EDIT: I bet the problem is the use of qml.probs, the output shape of that would be astronomically large, and likely fails even as a type specification (a 1000 bit integer type is not available in mlir).
Scenario number 2 is very likely a C++ exception happening in the runtime or device, since it does propagate to Python. Only shame is it doesn't say much except vector, but I'm guessing this means a C++ vector failed to instantiate given the size of the request. This is something we could actually catch (in the device, Catalyst is not supposed to know anything about device internals), but it usually only happens with requests that are outrageously large.
yes the first was my main problem as well. I agree that it is unpredictable and very hard to know when during the execution memory runs out, but we should be able to raise a nice error if we predict a memory issue during tracing. In the case of the first example the failure happens within lower_jaxpr_to_fun but seems like the jaxpr has no idea of the limit of f64. Even if I rerun the example with 1500 qubits it prints out 2^1500 in the jaxpr which is beyond the limit of f64:
{ lambda ; . let
a:f64[35074662110434038747627587960280857993524015880330828824075798024790963850563322203657080886584969261653150406795437517399294548941469959754171038918004700847889956485329097264486802711583462946536682184340138629451355458264946342525383619389314960644665052551751442335509249173361130355796109709885580674313954210217657847432626760733004753275317192133674703563372783297041993227052663333668509952000175053355529058880434182538386715523683713208549376] = quantum_kernel[
call_jaxpr={ lambda ; . let
device_init[
auto_qubit_management=False
rtd_kwargs={'mcmc': False, 'num_burnin': 0, 'kernel_name': None}
rtd_lib=/Users/mehrdad.malek/catalyst/venv/lib/python3.12/site-packages/pennylane_lightning/liblightning_qubit_catalyst.dylib
rtd_name=LightningSimulator
] 0
b:AbstractQreg() = qalloc 1500
c:AbstractQbit() = qextract b 999
d:AbstractQbit() = qinst[
adjoint=False
ctrl_len=0
op=PauliX
params_len=0
qubits_len=1
] c
e:AbstractQreg() = qinsert b 999 d
f:AbstractObs(num_qubits=None,qreg=AbstractQreg(),primitive=compbasis) = compbasis[
qreg_available=True
] e
g:f64[35074662110434038747627587960280857993524015880330828824075798024790963850563322203657080886584969261653150406795437517399294548941469959754171038918004700847889956485329097264486802711583462946536682184340138629451355458264946342525383619389314960644665052551751442335509249173361130355796109709885580674313954210217657847432626760733004753275317192133674703563372783297041993227052663333668509952000175053355529058880434182538386715523683713208549376] = probs[
static_shape=(35074662110434038747627587960280857993524015880330828824075798024790963850563322203657080886584969261653150406795437517399294548941469959754171038918004700847889956485329097264486802711583462946536682184340138629451355458264946342525383619389314960644665052551751442335509249173361130355796109709885580674313954210217657847432626760733004753275317192133674703563372783297041993227052663333668509952000175053355529058880434182538386715523683713208549376,)
] f
qdealloc e
device_release
in (g,) }
pipeline=()
qnode=<QNode: device='<lightning.qubit device (wires=1500) at 0x138c83170>', interface='auto', diff_method='best'>
]
in (a,) }
I think this eventually causes the lowering to fail.
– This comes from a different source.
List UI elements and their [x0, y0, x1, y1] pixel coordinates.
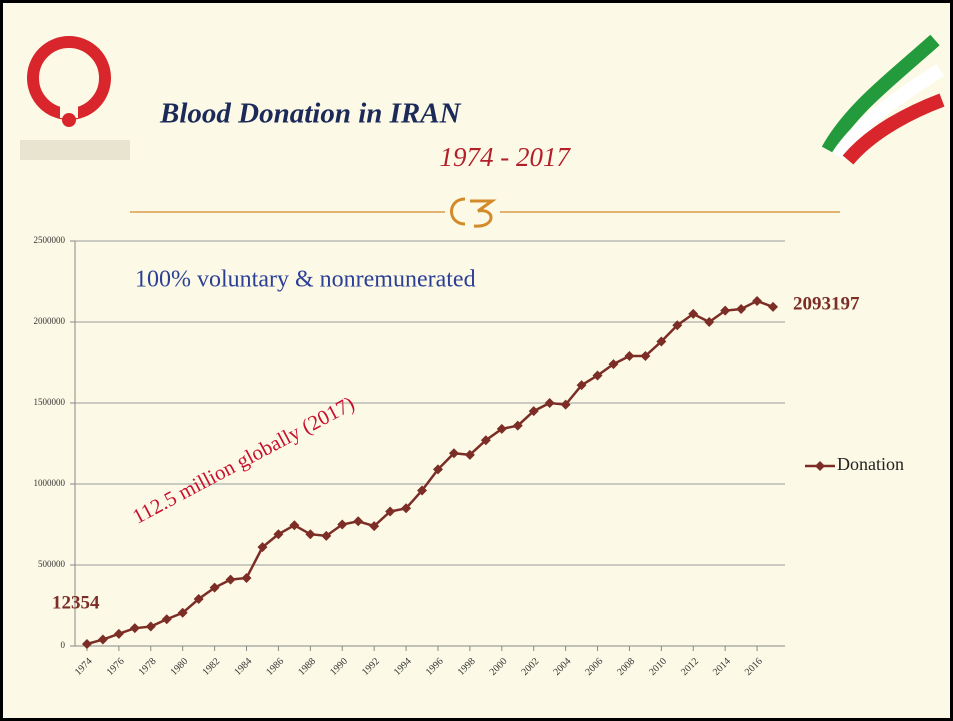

Scenario 3 is the memory killer that is unpredictable, for instance the program might slow down initially as it attempts to use a page file, but ultimately the process just gets killed at some point. This is true for linux, and apparently for mac as well:
Mac OS X lets you allocate "a lot", though the system may flail frantically or be just fine, depending on how that allocated memory is used by any subsequent code. ... OpenBSD, by contrast, fails the malloc if you ask for more than is available.
Seems like a different OS would be required if we want better control of this^^
but we should be able to raise a nice error if we predict a memory issue during tracing
Happy to see some additional checks on our end regarding size in our primitives, but we can't check all type conversions since they mostly happen in JAX.